In trying to set up a Data Products team recently, I quickly realised I don’t have a good working definition of what Data Products are or should be, at least not in the context I was operating in. Sure, a quick googling will surface many generic definitions of Data Products from respected sources like Forbes and McKinsey. They are all usually variations of DJ Patil’s definition: “A data product is a product that facilitates an end goal through the use of data.” But that generic definition is just not precise enough to help my team structure and prioritise all the “stuff” currently on our plate and in our backlog. The much longer definition covered in Patil’s book http://radar.oreilly.com/2012/07/data-jujitsu.html is much better, but it is just not concise enough to be internalised as a mental model easily.
Clearly, we need to do something about this state of affairs, and here is my current working definition of Data Products, from a capitalist viewpoint if you like: Data products are durable, reusable information assets constructed from raw data and/or other information assets, that deliver measurable value to an addressable market of consumers, where the marginal cost of production is low.

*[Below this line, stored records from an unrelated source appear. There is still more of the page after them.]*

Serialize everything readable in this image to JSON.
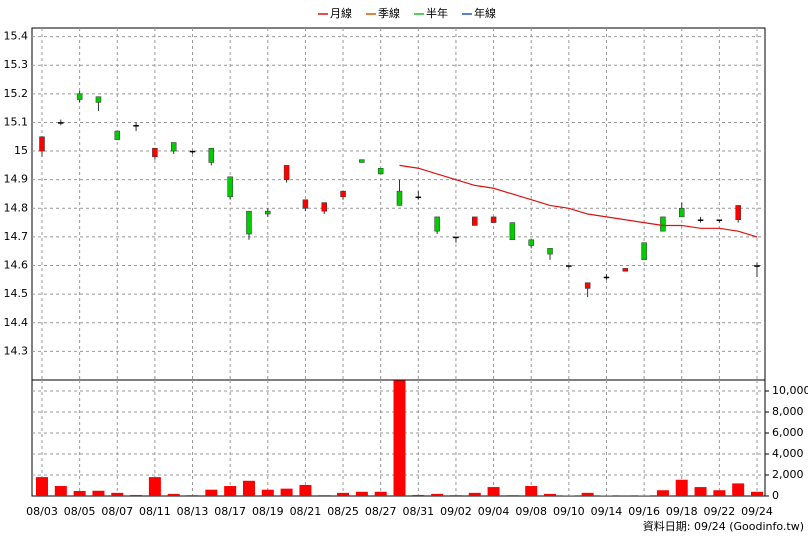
{
  "chart_data": {
    "type": "candlestick",
    "categories": [
      "08/03",
      null,
      "08/05",
      null,
      "08/07",
      null,
      "08/11",
      null,
      "08/13",
      null,
      "08/17",
      null,
      "08/19",
      null,
      "08/21",
      null,
      "08/25",
      null,
      "08/27",
      null,
      "08/31",
      null,
      "09/02",
      null,
      "09/04",
      null,
      "09/08",
      null,
      "09/10",
      null,
      "09/14",
      null,
      "09/16",
      null,
      "09/18",
      null,
      "09/22",
      null,
      "09/24"
    ],
    "open": [
      15.0,
      15.1,
      15.2,
      15.19,
      15.07,
      15.09,
      14.98,
      15.03,
      15.0,
      15.01,
      14.91,
      14.79,
      14.79,
      14.9,
      14.8,
      14.79,
      14.84,
      14.97,
      14.94,
      14.86,
      14.84,
      14.77,
      14.7,
      14.74,
      14.75,
      14.75,
      14.69,
      14.66,
      14.6,
      14.52,
      14.56,
      14.58,
      14.68,
      14.77,
      14.8,
      14.76,
      14.76,
      14.76,
      14.6
    ],
    "high": [
      15.05,
      15.11,
      15.21,
      15.19,
      15.07,
      15.1,
      15.01,
      15.03,
      15.0,
      15.01,
      14.91,
      14.79,
      14.8,
      14.95,
      14.83,
      14.82,
      14.86,
      14.97,
      14.94,
      14.9,
      14.86,
      14.77,
      14.7,
      14.77,
      14.77,
      14.75,
      14.69,
      14.66,
      14.6,
      14.54,
      14.57,
      14.59,
      14.68,
      14.77,
      14.82,
      14.77,
      14.76,
      14.81,
      14.61
    ],
    "low": [
      14.98,
      15.09,
      15.17,
      15.14,
      15.04,
      15.07,
      14.97,
      14.99,
      14.99,
      14.95,
      14.83,
      14.69,
      14.77,
      14.89,
      14.79,
      14.78,
      14.83,
      14.96,
      14.92,
      14.81,
      14.83,
      14.71,
      14.68,
      14.74,
      14.75,
      14.69,
      14.66,
      14.62,
      14.59,
      14.49,
      14.55,
      14.58,
      14.62,
      14.72,
      14.77,
      14.75,
      14.75,
      14.75,
      14.56
    ],
    "close": [
      15.05,
      15.1,
      15.18,
      15.17,
      15.04,
      15.09,
      15.01,
      15.0,
      15.0,
      14.96,
      14.84,
      14.71,
      14.78,
      14.95,
      14.83,
      14.82,
      14.86,
      14.96,
      14.92,
      14.81,
      14.84,
      14.72,
      14.7,
      14.77,
      14.77,
      14.69,
      14.67,
      14.64,
      14.6,
      14.54,
      14.56,
      14.59,
      14.62,
      14.72,
      14.77,
      14.76,
      14.76,
      14.81,
      14.6
    ],
    "up_color": "#ff0000",
    "down_color": "#00cc00",
    "ylim": [
      14.2,
      15.43
    ],
    "yticks": [
      14.3,
      14.4,
      14.5,
      14.6,
      14.7,
      14.8,
      14.9,
      15,
      15.1,
      15.2,
      15.3,
      15.4
    ],
    "grid": true,
    "series": [
      {
        "name": "月線",
        "color": "#dd1111",
        "values": [
          null,
          null,
          null,
          null,
          null,
          null,
          null,
          null,
          null,
          null,
          null,
          null,
          null,
          null,
          null,
          null,
          null,
          null,
          null,
          14.95,
          14.94,
          14.92,
          14.9,
          14.88,
          14.87,
          14.85,
          14.83,
          14.81,
          14.8,
          14.78,
          14.77,
          14.76,
          14.75,
          14.74,
          14.74,
          14.73,
          14.73,
          14.72,
          14.7
        ]
      },
      {
        "name": "季線",
        "color": "#dd5500",
        "values": [
          null,
          null,
          null,
          null,
          null,
          null,
          null,
          null,
          null,
          null,
          null,
          null,
          null,
          null,
          null,
          null,
          null,
          null,
          null,
          null,
          null,
          null,
          null,
          null,
          null,
          null,
          null,
          null,
          null,
          null,
          null,
          null,
          null,
          null,
          null,
          null,
          null,
          null,
          null
        ]
      },
      {
        "name": "半年",
        "color": "#22bb22",
        "values": [
          null,
          null,
          null,
          null,
          null,
          null,
          null,
          null,
          null,
          null,
          null,
          null,
          null,
          null,
          null,
          null,
          null,
          null,
          null,
          null,
          null,
          null,
          null,
          null,
          null,
          null,
          null,
          null,
          null,
          null,
          null,
          null,
          null,
          null,
          null,
          null,
          null,
          null,
          null
        ]
      },
      {
        "name": "年線",
        "color": "#2255cc",
        "values": [
          null,
          null,
          null,
          null,
          null,
          null,
          null,
          null,
          null,
          null,
          null,
          null,
          null,
          null,
          null,
          null,
          null,
          null,
          null,
          null,
          null,
          null,
          null,
          null,
          null,
          null,
          null,
          null,
          null,
          null,
          null,
          null,
          null,
          null,
          null,
          null,
          null,
          null,
          null
        ]
      }
    ],
    "volume": {
      "color": "#ff0000",
      "values": [
        1800,
        950,
        480,
        500,
        300,
        100,
        1800,
        200,
        80,
        600,
        950,
        1450,
        600,
        700,
        1050,
        80,
        300,
        400,
        400,
        11000,
        100,
        200,
        80,
        300,
        850,
        80,
        950,
        200,
        50,
        300,
        50,
        60,
        50,
        550,
        1550,
        850,
        550,
        1200,
        400
      ],
      "ylim": [
        0,
        11050
      ],
      "yticks": [
        0,
        {
          "value": 2000,
          "label": "2,000"
        },
        {
          "value": 4000,
          "label": "4,000"
        },
        {
          "value": 6000,
          "label": "6,000"
        },
        {
          "value": 8000,
          "label": "8,000"
        },
        {
          "value": 10000,
          "label": "10,000"
        }
      ]
    },
    "footer": "資料日期: 09/24  (Goodinfo.tw)"
  }
}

Here, an asset is as defined in financial accounting: a resource that can produce positive economic value, measured in terms of the total sum of future cash flow (or savings) that can be achieved, discounted to today’s value using a (risk-free) rate or return. In Patil’s definition, a data product can be pretty much anything, but I have narrowed that to an Information Asset in our case, which can take one of the following non-exhaustive forms: (1) a conceptual or logical data model; (2) the physical realisation of a logical data model in the form of an enterprise curated and integrated dataset that can be queried; (3) a report or dashboard that presents the key performance indicators of an organisation; (4) a report or data visualisation that presents new insights or quantification of known business knowledge, including business and data anomalies, through linking and non-trivial inferences on previously unlinked datasets; (5) a statistical or causal model that takes as input a description of the state of the world and produces a correlated state or a set of possible next states; (6) a digital twin in the form of a mechanical / chemical / causal AI model that takes as input the current state and a desired future state and produces possible courses of actions that can achieve the desired future state.
Consumers can be internal or external to an organisation, and they are the ultimate assessor of a product’s value. Except in rare scenarios, the consumer should have a choice on whether to consume the product; this is so we can benefit from the creative destruction of capitalism, where lousy products can be allowed to die and money and resources can flow to build and sustain good products. We definitely don’t want self-licking ice creams here.
The final two qualities of a Data Product are durability and reusability. Durability is what mandates the use of a (multi-disciplinary) product team to design, build, and sustain a Data Product using end-to-end product life cycle management practices. (Information assets with only a short shelf life can be built and decommissioned using a time-boxed project team, rather than a permanent product team.) Reusability is related to the economic value of packaging an information asset as a Data Product (as opposed to rebuilding the information asset from scratch each time there is a demand). This means the marginal cost of production to service additional consumers should be much lower than the total cost that would be incurred by a new consumer or producer wishing to build the data product from scratch. This is a measure of the scalability of a Data Product, and obviously we prefer to build highly scalable data products when given a choice.
There you have it, my heavily biased and opinionated definition of a Data Product.